Les Sternes pierregarin et naine sont les oiseaux emblématiques de l’Allier mais également de la Loire.
Chaque année, elles effectuent un long vol à travers l’Afrique et l’Europe pour venir se reproduire dans le Val d’Allier. De fin mars à fin septembre, on peut ainsi admirer leur vol délicat et leurs pêches spectaculaires en bord d’Allier. Pendant cette période, elles s’installent en colonie et creusent leurs nids à même le sol, sur les bancs de sable de la rivière Allier.
À la suite de différentes études menées, nous connaissons désormais les raisons pour lesquelles les sternes privilégient les îlots situés sous le pont Régemortes à Moulins, où, depuis 1999, s’installe chaque année une colonie représentant en moyenne entre un quart et la moitié de la population de ces oiseaux nichant sur la rivière Allier : la ressource alimentaire y est très abondante et très facile à pêcher et les îlots correspondent parfaitement au biotope nécessaire aux oiseaux.
Pourtant, nombre d’îlots existent sur la rivière Allier dont certains étaient encore très récemment utilisés par les oiseaux. Pourquoi ne sont-ils plus privilégiés par les sternes ? Beaucoup de questions se posent.
Agir pour protéger les Sternes du Val d’Allier
En juin 2023, les bénévoles de Moulins ont parcouru l’Allier de Moulins au Veurdre en canoë à la recherche de traces de nidification. Tous les îlots furent passés au « peigne fin » comme l’on dit ! Des sternes, oui il y en a. Elles circulent, elles pêchent, mais pas de nidification sur ces îles.
Le constat semble clair : les iles sont trop végétalisées, il n’y a plus de bancs de sable libres de toute végétation. Les besoins des sternes en termes d’habitat ne sont plus présents.
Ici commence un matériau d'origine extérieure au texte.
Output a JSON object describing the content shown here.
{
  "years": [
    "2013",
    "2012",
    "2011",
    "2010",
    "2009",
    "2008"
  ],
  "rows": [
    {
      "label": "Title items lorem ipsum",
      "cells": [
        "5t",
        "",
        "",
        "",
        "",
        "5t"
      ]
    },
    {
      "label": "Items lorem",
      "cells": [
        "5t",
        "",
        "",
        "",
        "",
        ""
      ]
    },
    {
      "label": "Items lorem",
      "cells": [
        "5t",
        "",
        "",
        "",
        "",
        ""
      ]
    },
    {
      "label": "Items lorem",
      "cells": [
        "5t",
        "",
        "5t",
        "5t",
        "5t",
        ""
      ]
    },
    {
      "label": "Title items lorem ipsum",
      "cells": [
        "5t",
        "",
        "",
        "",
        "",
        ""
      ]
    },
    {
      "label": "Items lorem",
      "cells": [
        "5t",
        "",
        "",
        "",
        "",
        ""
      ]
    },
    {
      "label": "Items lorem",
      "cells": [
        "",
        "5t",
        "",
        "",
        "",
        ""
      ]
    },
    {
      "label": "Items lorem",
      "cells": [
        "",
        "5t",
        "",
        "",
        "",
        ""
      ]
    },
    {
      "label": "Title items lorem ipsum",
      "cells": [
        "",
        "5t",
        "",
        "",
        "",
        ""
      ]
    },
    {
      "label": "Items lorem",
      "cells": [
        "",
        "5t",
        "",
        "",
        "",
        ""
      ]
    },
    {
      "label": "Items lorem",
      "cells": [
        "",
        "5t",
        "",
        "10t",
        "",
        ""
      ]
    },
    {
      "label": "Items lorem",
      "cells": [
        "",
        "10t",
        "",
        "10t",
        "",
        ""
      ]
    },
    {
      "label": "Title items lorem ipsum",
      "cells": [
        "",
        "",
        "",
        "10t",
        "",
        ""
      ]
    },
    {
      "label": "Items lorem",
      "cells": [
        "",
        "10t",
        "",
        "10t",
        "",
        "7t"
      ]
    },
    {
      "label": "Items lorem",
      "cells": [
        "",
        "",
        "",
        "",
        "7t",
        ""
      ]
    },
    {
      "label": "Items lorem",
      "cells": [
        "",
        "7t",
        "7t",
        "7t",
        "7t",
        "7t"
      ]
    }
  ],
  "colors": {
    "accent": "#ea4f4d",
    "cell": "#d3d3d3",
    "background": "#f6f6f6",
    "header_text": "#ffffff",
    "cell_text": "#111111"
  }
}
Parallèlement, les canoës ont tendance à stationner sur les îles car il n’existe pas d’autres endroits où accoster pour se reposer après une journée de navigation. D’où des dérangements préjudiciables aux oiseaux. En effet, les sternes sont très sensibles au dérangement. La durée de vie d’un œuf qui n’est pas couvé se situe entre 5 à 7 minutes, au-delà, l’œuf est perdu. Et comme elles pondent à même le sol, dans le gravier nu, et que leurs œufs se confondent avec ce dernier, on observe également des œufs piétinés. Souvent, elles ne réussissent pas à mener à bien leur seule nichée annuelle.
La dynamique de la rivière est-elle impactée par l’évolution du climat ? On peut le penser.
Oui l’Allier, lorsqu’elle ne se heurte pas à des enrochements, méandre et recoupe l’un entraînant la naissance d’une boire, érodant une berge, créant selon le substrat érodé des falaises friables propices à la nidification d’autres espèces patrimoniales (Hirondelle de rivage, Guêpiers d’Europe). En ce sens, la rivière a toujours sa dynamique.
Mais où sont passées les grandes crues d’hiver ou celles du tout début du printemps nécessaires à la vie d’un cours d’eau ? Les crues sont pourtant le fonctionnement naturel pour les rivières. Il n’y a plus les crues d’hiver morphogènes permettant de régénérer les bancs de sable favorables à l’installation des sternes. Aujourd’hui, on a totalement oublié l’utilité des crues.
Conséquence : la végétation envahit les bancs de sable, pousse à foison, et le renouvellement, le nettoyage des bancs de sable ne peuvent plus s’accomplir.
En conclusion, à défaut de financements publics ou de prise en main de ce sujet par les pouvoirs publics, il restera aux associations protectrices de la biodiversité à trouver des systèmes pour favoriser la nidification et la reproduction de ces magnifiques oiseaux et surtout surveiller et maintenir les populations là où elles se sont déjà installées.